The wife was up at Pine Hill Dairy earlier this week getting merrily soaked in the rain. A nice gentleman suggested she seek shelter as “we’re all getting older”. And she perked back: “I don’t know ‘bout that. I feel very young!”
So why is the lady suddenly so sprightly sprung?
In her own enthusiastic words: “Tomas is the best thing that has happened in a long time!”
More on that later. The two most successful entities on earth are the Jews and the insurance companies. For two reasons: they write the rule books; and they get their authority straight from God.
Insurance is wonderful. You pay a “small” amount every year for that warm feeling of being “covered”.
And you and your insurance company can have a happy lifetime relationship, almost like marriage, unless you go and spoil everything by actually having a disaster. Which is the equivalent in marriage of getting caught parked with a Bush Hill filly on a moonlight night.
Then everything falls apart. You suddenly discover you’re at the mercy of endless “clauses”, and none of them is Santa.
Tomas ripped off the gallery roof, did major damage to bedroom and living room roofs. All my books soaked. But I’ve been paying house insurance since 1979. Never had a claim. I was “covered”. Don’t laugh.
The “assessor” arrived. The house is insured, he said, for its true value. My claim for damages is only slightly higher than what they estimate.

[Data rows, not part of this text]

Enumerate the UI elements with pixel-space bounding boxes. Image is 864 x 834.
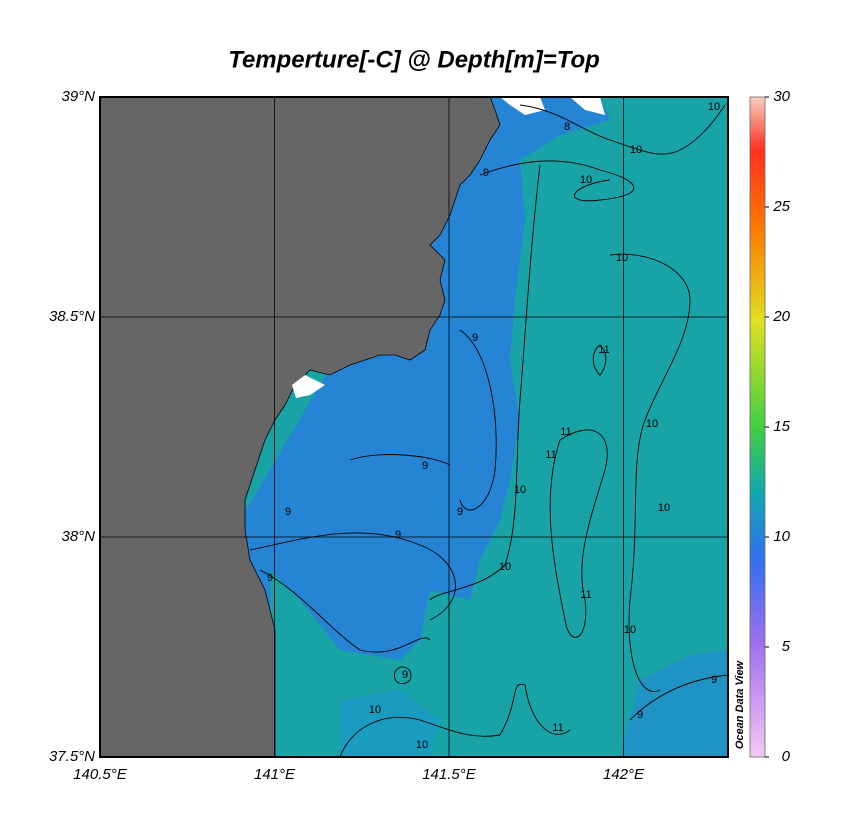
x-tick-label: 142°E <box>603 766 645 783</box>
contour-line <box>339 683 571 757</box>
contour-label: 10 <box>658 502 670 514</box>
map-area <box>100 97 728 757</box>
contour-label: 10 <box>708 101 720 113</box>
y-tick-label: 39°N <box>61 88 95 105</box>
contour-label: 8 <box>564 121 570 133</box>
contour-label: 10 <box>616 252 628 264</box>
y-tick-label: 37.5°N <box>49 748 95 765</box>
colorbar-tick-label: 25 <box>772 198 790 215</box>
missing-data <box>500 97 545 115</box>
contour-label: 10 <box>624 624 636 636</box>
contour-line <box>349 454 451 466</box>
x-tick-label: 141°E <box>254 766 296 783</box>
contour-line <box>249 532 456 621</box>
contour-label: 10 <box>646 418 658 430</box>
coastal-water <box>620 650 728 757</box>
contour-label: 10 <box>580 174 592 186</box>
contour-line <box>459 329 497 511</box>
contour-label: 9 <box>711 674 717 686</box>
y-tick-label: 38°N <box>61 528 95 545</box>
colorbar-tick-label: 10 <box>773 528 790 545</box>
contour-line <box>629 674 728 721</box>
colorbar-tick-label: 30 <box>773 88 790 105</box>
contour-line <box>519 104 726 155</box>
colorbar-tick-label: 20 <box>772 308 790 325</box>
contour-label: 10 <box>416 739 428 751</box>
coastal-water <box>340 690 440 757</box>
contour-label: 9 <box>285 506 291 518</box>
contour-label: 10 <box>514 484 526 496</box>
contour-line <box>429 164 541 601</box>
contour-label: 9 <box>395 529 401 541</box>
colorbar-tick-label: 0 <box>782 748 791 765</box>
watermark: Ocean Data View <box>734 659 746 749</box>
contour-label: 9 <box>402 669 408 681</box>
map-title: Temperture[-C] @ Depth[m]=Top <box>228 46 600 73</box>
y-tick-label: 38.5°N <box>49 308 95 325</box>
colorbar-tick-label: 5 <box>782 638 791 655</box>
contour-label: 9 <box>637 709 643 721</box>
contour-label: 11 <box>552 722 563 734</box>
contour-label: 9 <box>422 460 428 472</box>
contour-label: 10 <box>499 561 511 573</box>
x-tick-label: 140.5°E <box>73 766 128 783</box>
contour-line <box>479 160 635 202</box>
land <box>100 97 501 757</box>
x-tick-label: 141.5°E <box>422 766 477 783</box>
contour-line <box>609 253 691 692</box>
contour-line <box>259 569 431 653</box>
contour-line <box>549 429 608 638</box>
contour-label: 9 <box>472 332 478 344</box>
contour-label: 11 <box>598 344 609 356</box>
contour-line <box>394 666 412 685</box>
contour-line <box>592 344 607 376</box>
contour-label: 11 <box>560 426 571 438</box>
contour-label: 9 <box>267 572 273 584</box>
contour-label: 9 <box>483 167 489 179</box>
missing-data <box>570 97 605 115</box>
contour-label: 10 <box>369 704 381 716</box>
contour-label: 11 <box>545 449 556 461</box>
colorbar-tick-label: 15 <box>773 418 790 435</box>
contour-label: 10 <box>630 144 642 156</box>
contour-label: 9 <box>457 506 463 518</box>
colorbar <box>749 96 766 758</box>
missing-data <box>292 375 325 398</box>
contour-label: 11 <box>580 589 591 601</box>
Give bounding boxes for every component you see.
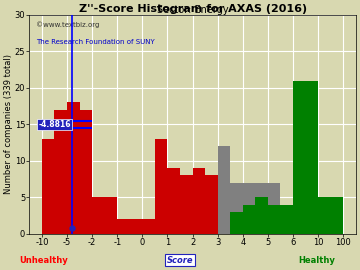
Bar (293, 80, 318, 234)
Bar (180, 176, 193, 234)
Title: Z''-Score Histogram for AXAS (2016): Z''-Score Histogram for AXAS (2016) (78, 4, 307, 14)
Text: The Research Foundation of SUNY: The Research Foundation of SUNY (36, 39, 155, 45)
Y-axis label: Number of companies (339 total): Number of companies (339 total) (4, 54, 13, 194)
Bar (155, 139, 167, 234)
Text: Sector: Energy: Sector: Energy (157, 5, 228, 15)
Bar (268, 205, 280, 234)
Bar (42, 139, 54, 234)
Bar (268, 183, 280, 234)
Bar (142, 219, 155, 234)
Bar (230, 183, 243, 234)
Text: Healthy: Healthy (298, 256, 335, 265)
Bar (318, 197, 343, 234)
Bar (117, 219, 142, 234)
Bar (205, 176, 218, 234)
Text: Unhealthy: Unhealthy (19, 256, 68, 265)
Bar (306, 212, 318, 234)
Bar (92, 197, 117, 234)
Bar (193, 168, 205, 234)
Bar (255, 197, 268, 234)
Bar (280, 205, 293, 234)
Bar (230, 212, 243, 234)
Bar (243, 183, 255, 234)
Bar (218, 146, 230, 234)
Bar (167, 168, 180, 234)
Bar (80, 110, 92, 234)
Text: -4.8816: -4.8816 (38, 120, 71, 129)
Text: Score: Score (167, 256, 193, 265)
Bar (54, 110, 67, 234)
Bar (293, 219, 306, 234)
Bar (255, 183, 268, 234)
Bar (280, 212, 293, 234)
Bar (243, 205, 255, 234)
Text: ©www.textbiz.org: ©www.textbiz.org (36, 22, 99, 28)
Bar (67, 103, 80, 234)
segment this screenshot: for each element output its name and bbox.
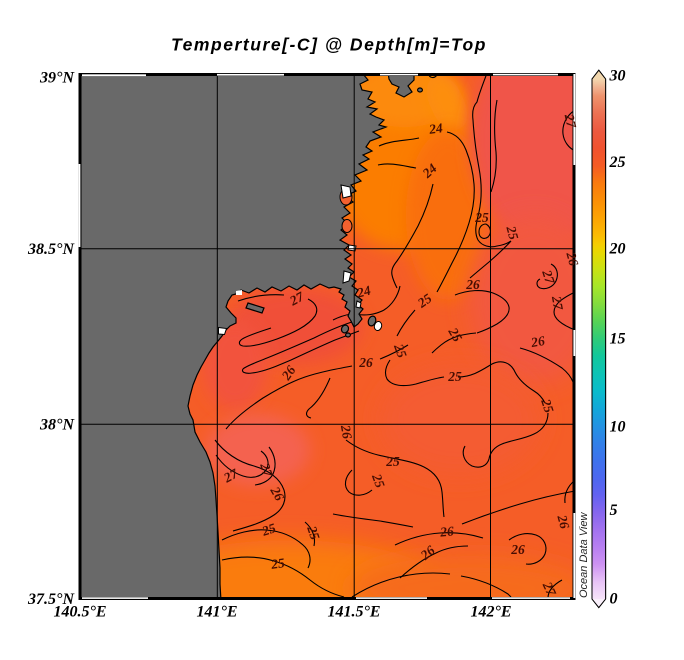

I felt I was home and dry. Or at least would be dry when the roof went back on. Please don’t laugh.
Then he taught me the facts of life. Of course, Mr Hoad, there is a “deductable” which means that you have to pay the first two percent out of your pocket. Your claim for $1 400 for all the precious books you’ve accumulated in your lifetime is more than reasonable. But there’s a $1 500 minimum on house contents so you get nothing there.
But the real lashes, Mr Hoad, are in what we call the “average” clause. This comes down direct from God, you can probably find it in Nahum or Habbakuk, and means simply that the “average” homeowner must be a real jackass if he thinks we’re going to actually pay for his repairs.
You see, Mr Hoad, you’ve been paying insurance premiums on the present value of your house.
But God, who resides in America or somewhere, says it must be insured for the value of rebuilding a new house of this size. Probably in Beverley Hills.
Not only that, Mr Hoad. We frankly don’t care a sh** if you could rebuild this house for its present value or less by shopping around for materials, working with a small contractor or whatever.
We value this house at what a big-time contractor would charge for a house this size. God says it must be so. Now sign the paper and stop wasting people’s valuable time.
He didn’t use those words, of course. But I took the 30 per cent reduction and held my piece. You can’t fight God.
However, for the wife, Tomas is a dream come true. “Ten years I’ve waited to get this house fixed up. Now we’re going the whole hog!”
The contractor Lawrence and his crew are the best. He calls her “Mums” and is a master at suggesting little extras here and there.
Our modest verandah is now a “deck” where you could land the Concorde or hold the calypso semis.
All well and good. But you know the saying: give your wife an inch and she’ll look for a better-equipped lover. Suddenly there are hints that “things are going to be different around here”: no more walking around naked or sitting on her new cushions without pants; the old “junk” has to go. Or maybe she said “skunk”. I don’t know.
Alas, a little Tomas goes a long way.
• Richard Hoad is a farmer and social commentator.